Zoals hierboven opgemerkt werden de bij feit 4 en 5 buitgemaakte goederen aangetroffen in Sint Joost. Nu het niet voor de hand ligt dat men met buitgemaakte goederen dagen tot weken blijft rondlopen en deze, gelet op de waarde van de goederen, zo maar zou dumpen, geeft het reden aan te nemen dat de plegers van feit 4 en 5 ook op 9 augustus 2021 in Sint Joost zijn geweest en daar buit verloren hebben.

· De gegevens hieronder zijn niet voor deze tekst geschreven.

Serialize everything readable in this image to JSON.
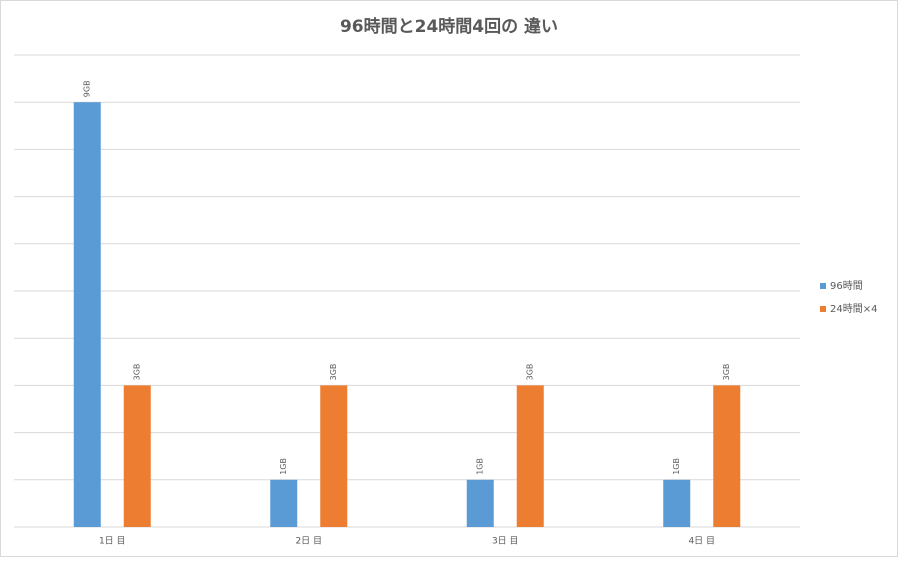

[slachtoffer 7] heeft aangifte gedaan van een diefstal uit haar woning aan de [adres 6] in Sint Joost die die dag gepleegd werd en waarbij zij een man, een vrouw en een jongen heeft gezien. Van een dergelijke drie-eenheid is ook sprake bij de hiervoor beschreven voorvallen op die dag in Belfeld en Sevenum.
Wanneer dan alles in samenhang en onderling verband wordt beschouwd, leidt dat tot de conclusie dat de verdachte en haar twee medeverdachten op 9 augustus 2021 op dievenpad zijn geweest, daarbij Belfeld, Sevenum en Sint Joost hebben bezocht en de daders zijn van de aldaar die dag gepleegde feiten.
De rechtbank acht aldus de feiten 4 tot en met feit 7 wettig en overtuigend bewezen.